Paul Cook, defending, asked Horseman: "What was the first you knew about the gun being fired?"

She replied: “I didn’t even know it was. I just looked down and looked up and saw Harry was bleeding. That’s all that I can remember. Harry was sat on his mum’s lap. Jordan said to Amy, ‘what do I do?’ and Amy said, ‘ring the ambulance’ and that’s what he did. There was lots of ambulances arriving. It just happened so fast. I just remember Harry bleeding and the police turning up.

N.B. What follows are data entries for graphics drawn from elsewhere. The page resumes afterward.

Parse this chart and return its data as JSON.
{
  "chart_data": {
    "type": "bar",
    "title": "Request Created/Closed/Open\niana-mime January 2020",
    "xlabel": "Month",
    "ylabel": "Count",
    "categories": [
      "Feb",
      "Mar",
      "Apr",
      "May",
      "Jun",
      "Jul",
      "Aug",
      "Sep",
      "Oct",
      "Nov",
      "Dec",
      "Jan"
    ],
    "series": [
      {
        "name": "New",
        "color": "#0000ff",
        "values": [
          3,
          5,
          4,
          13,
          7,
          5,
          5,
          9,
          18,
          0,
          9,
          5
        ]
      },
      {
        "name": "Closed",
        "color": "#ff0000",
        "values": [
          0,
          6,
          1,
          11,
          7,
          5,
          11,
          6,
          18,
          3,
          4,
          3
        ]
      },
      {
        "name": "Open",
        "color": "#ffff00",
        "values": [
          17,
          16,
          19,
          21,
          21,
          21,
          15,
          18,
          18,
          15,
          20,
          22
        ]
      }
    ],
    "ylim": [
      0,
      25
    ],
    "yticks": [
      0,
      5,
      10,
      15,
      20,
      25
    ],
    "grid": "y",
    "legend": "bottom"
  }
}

I can’t remember anything else.”

Asked how she felt about the incident, Horseman replied: “Horrible, I felt bad, sick . . . like that could have been my child.”

Cross-examining Horseman, prosecutor Andrew Macfarlane asked why her account given to the police while interviewed as a witness differed from her evidence in court. "Because I didn't have a lawyer to help me. I was not in the right frame of mind," she replied.

Mr Macfarlane asked Horseman about the firing of an air rifle in her home.

“Is it something that you have found in your family . . . that the sound of an empty gun discharging does keep the children quiet? Have you tried it?” he asked.

Horseman replied: “I didn’t put anyone in danger. I am not that sort of person. I wouldn’t put any children in danger.”

Harry, now aged two, was taken to Bristol Children’s Hospital where he underwent emergency surgery.

Doctors discovered he had suffered a displaced skull fracture and swelling and bleeding on the brain after being shot in the right temple. The pellet has not been found.

Harry’s speech is now developing normally but he suffers from several post-traumatic seizures a day and is being treated with anticonvulsant drugs.